The essence and truth of love is actually acceptance, compassion, understanding, nurturing, support and joy. If you've 'fallen in love' you've had the experience of this; feeling expanded, more generous and more capable than before. Everything is possible, especially happiness. We want to give whatever we can to insure they have the best in their lives. We encourage and support their plans and their dreams. We treat them as lovable and valuable.

Conscious uncoupling, a term coined by Katherine Woodward Thomas, author of Calling in "The One", speaks of an attitude towards this loved one, which has those same loving qualities, regardless of where their plans and dreams take them on their life journey. Consistently being a partner in their personal evolution. Being in a state of love with them. Allowing the relationship to remain filled with love rather than filled with demands, duties and preconceived restrictions.

Indeed, the reason this is so very difficult is that we all believe that our expectations of our marriage partners are realistic. This was the case in my own marriage. We'd agreed I'd work at home with the kids and household, providing the emotional framework for the family and he'd work in the world, providing the financial framework for the family.

To me that meant I'd be free to explore all of the ways to offer artistic, culturally, intellectually and emotionally stimulating experiences to my children. I'd take up herbal studies, photography, pottery and nutrition, creating myself as a treasure trove of inspiration and offering this to my family.

His definition was aligned with his mothers behavior; slaving away in the home, cooking, cleaning, catering to the demands of the family without time for her own interests and expression. And accepting her husbands' choices, regardless of what she wanted, rather than creating a life together, that included everyone.

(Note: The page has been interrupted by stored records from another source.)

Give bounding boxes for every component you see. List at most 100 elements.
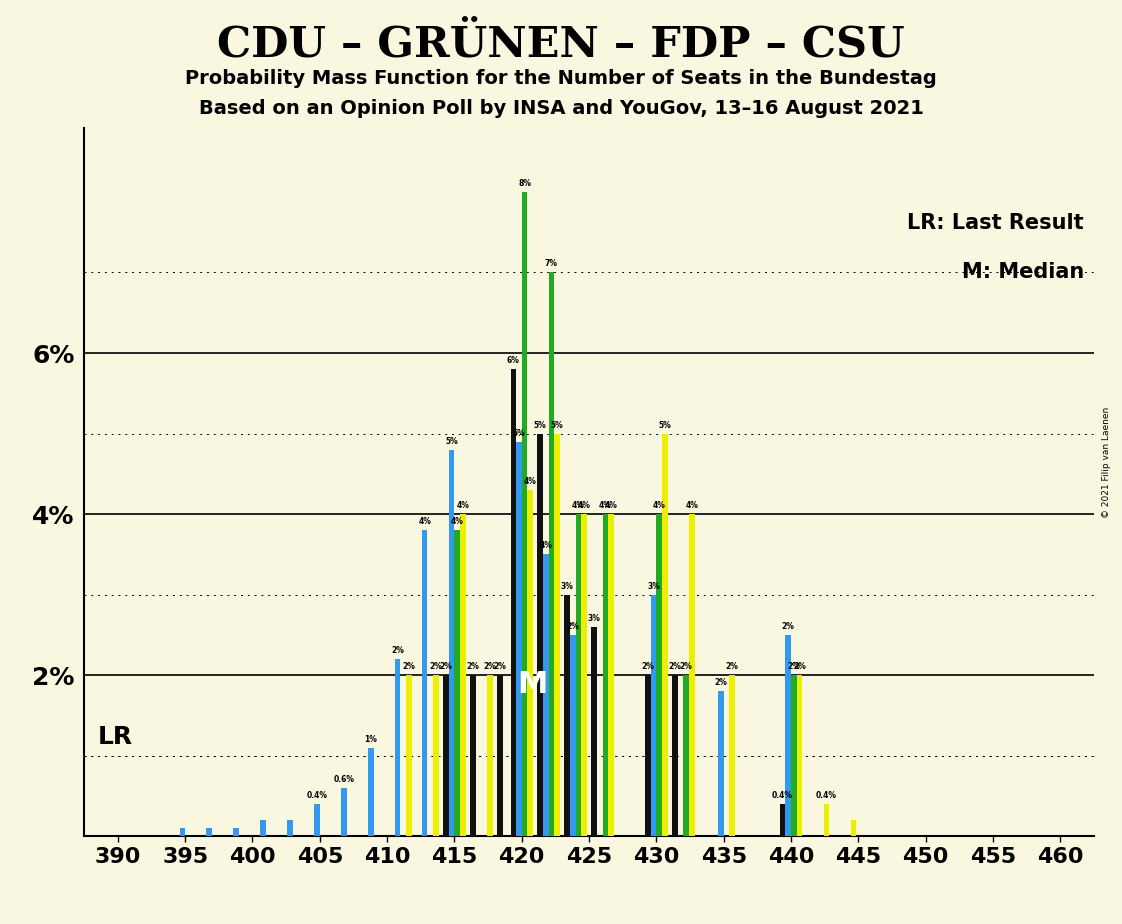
Bar <box>460 514 466 836</box>
Bar <box>341 788 347 836</box>
Bar <box>791 675 797 836</box>
Text: 4%: 4% <box>653 501 665 510</box>
Bar <box>368 748 374 836</box>
Bar <box>260 821 266 836</box>
Bar <box>564 595 570 836</box>
Text: 3%: 3% <box>647 581 660 590</box>
Text: Based on an Opinion Poll by INSA and YouGov, 13–16 August 2021: Based on an Opinion Poll by INSA and You… <box>199 99 923 118</box>
Text: 2%: 2% <box>782 622 794 631</box>
Bar <box>543 554 549 836</box>
Bar <box>651 595 656 836</box>
Text: 4%: 4% <box>524 477 536 486</box>
Text: 2%: 2% <box>467 663 479 671</box>
Text: LR: LR <box>98 725 132 749</box>
Text: 8%: 8% <box>518 179 531 188</box>
Text: 2%: 2% <box>680 663 692 671</box>
Bar <box>511 369 516 836</box>
Text: 2%: 2% <box>494 663 506 671</box>
Text: 2%: 2% <box>793 663 806 671</box>
Text: LR: Last Result: LR: Last Result <box>908 213 1084 233</box>
Text: © 2021 Filip van Laenen: © 2021 Filip van Laenen <box>1102 407 1111 517</box>
Text: 2%: 2% <box>403 663 415 671</box>
Text: 0.4%: 0.4% <box>772 791 793 800</box>
Bar <box>537 433 543 836</box>
Bar <box>395 659 401 836</box>
Bar <box>549 273 554 836</box>
Bar <box>470 675 476 836</box>
Bar <box>487 675 493 836</box>
Bar <box>570 635 576 836</box>
Bar <box>780 804 785 836</box>
Bar <box>422 530 427 836</box>
Text: 2%: 2% <box>642 663 654 671</box>
Text: 2%: 2% <box>440 663 452 671</box>
Bar <box>233 828 239 836</box>
Bar <box>314 804 320 836</box>
Text: M: M <box>517 670 548 699</box>
Bar <box>608 514 614 836</box>
Text: 4%: 4% <box>419 517 431 526</box>
Bar <box>662 433 668 836</box>
Text: Probability Mass Function for the Number of Seats in the Bundestag: Probability Mass Function for the Number… <box>185 69 937 89</box>
Bar <box>683 675 689 836</box>
Text: 4%: 4% <box>457 501 469 510</box>
Bar <box>454 530 460 836</box>
Text: 5%: 5% <box>445 437 458 445</box>
Bar <box>433 675 439 836</box>
Bar <box>449 450 454 836</box>
Bar <box>180 828 185 836</box>
Bar <box>497 675 503 836</box>
Text: 2%: 2% <box>567 622 579 631</box>
Text: 5%: 5% <box>551 420 563 430</box>
Bar <box>824 804 829 836</box>
Text: 0.4%: 0.4% <box>306 791 328 800</box>
Bar <box>672 675 678 836</box>
Text: 2%: 2% <box>392 646 404 655</box>
Text: 4%: 4% <box>451 517 463 526</box>
Text: CDU – GRÜNEN – FDP – CSU: CDU – GRÜNEN – FDP – CSU <box>218 23 904 65</box>
Bar <box>522 192 527 836</box>
Text: 4%: 4% <box>540 541 552 551</box>
Bar <box>406 675 412 836</box>
Text: 3%: 3% <box>588 614 600 623</box>
Bar <box>527 490 533 836</box>
Text: 5%: 5% <box>513 429 525 438</box>
Bar <box>850 821 856 836</box>
Bar <box>287 821 293 836</box>
Bar <box>206 828 212 836</box>
Text: 1%: 1% <box>365 735 377 744</box>
Bar <box>603 514 608 836</box>
Text: 0.6%: 0.6% <box>333 775 355 784</box>
Text: 4%: 4% <box>572 501 585 510</box>
Bar <box>443 675 449 836</box>
Bar <box>689 514 695 836</box>
Bar <box>729 675 735 836</box>
Text: 2%: 2% <box>788 663 800 671</box>
Bar <box>581 514 587 836</box>
Text: 7%: 7% <box>545 260 558 269</box>
Text: 3%: 3% <box>561 581 573 590</box>
Text: 2%: 2% <box>715 678 727 687</box>
Bar <box>785 635 791 836</box>
Text: 4%: 4% <box>686 501 698 510</box>
Text: 5%: 5% <box>534 420 546 430</box>
Text: 4%: 4% <box>599 501 611 510</box>
Bar <box>576 514 581 836</box>
Bar <box>645 675 651 836</box>
Bar <box>656 514 662 836</box>
Text: 2%: 2% <box>484 663 496 671</box>
Bar <box>554 433 560 836</box>
Text: 2%: 2% <box>669 663 681 671</box>
Bar <box>591 626 597 836</box>
Bar <box>797 675 802 836</box>
Text: 2%: 2% <box>726 663 738 671</box>
Text: 4%: 4% <box>605 501 617 510</box>
Text: 4%: 4% <box>578 501 590 510</box>
Text: 5%: 5% <box>659 420 671 430</box>
Bar <box>718 691 724 836</box>
Text: 0.4%: 0.4% <box>816 791 837 800</box>
Bar <box>516 442 522 836</box>
Text: M: Median: M: Median <box>962 262 1084 282</box>
Text: 6%: 6% <box>507 356 519 365</box>
Text: 2%: 2% <box>430 663 442 671</box>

Very different expectations.

His idea of love was that I would free him up to do as he pleased and my idea of love was that he would free me up to do as I pleased. Love, in truth, is empty of expectations, unconditional. Expectations are demands. They lack trust, creativity and partnering. Expectations put us on different teams. Most divorces, which end up in a fight, do so because the attention has long ago shifted from the love that they started with, to the expectations that haven't been fulfilled.

Conscious uncoupling puts attention on love. It's the act of maintaining a state of love, value and respect for each other while choosing to set off on differ paths in your life's journey.

I applaud this courageous choice. I believe they'll succeed in honouring each other, providing the least damaging life change for their children by doing so. We need more positive role models for non-violent relationships. And I hope GOOP will continue to share the results of these steps as they're taken.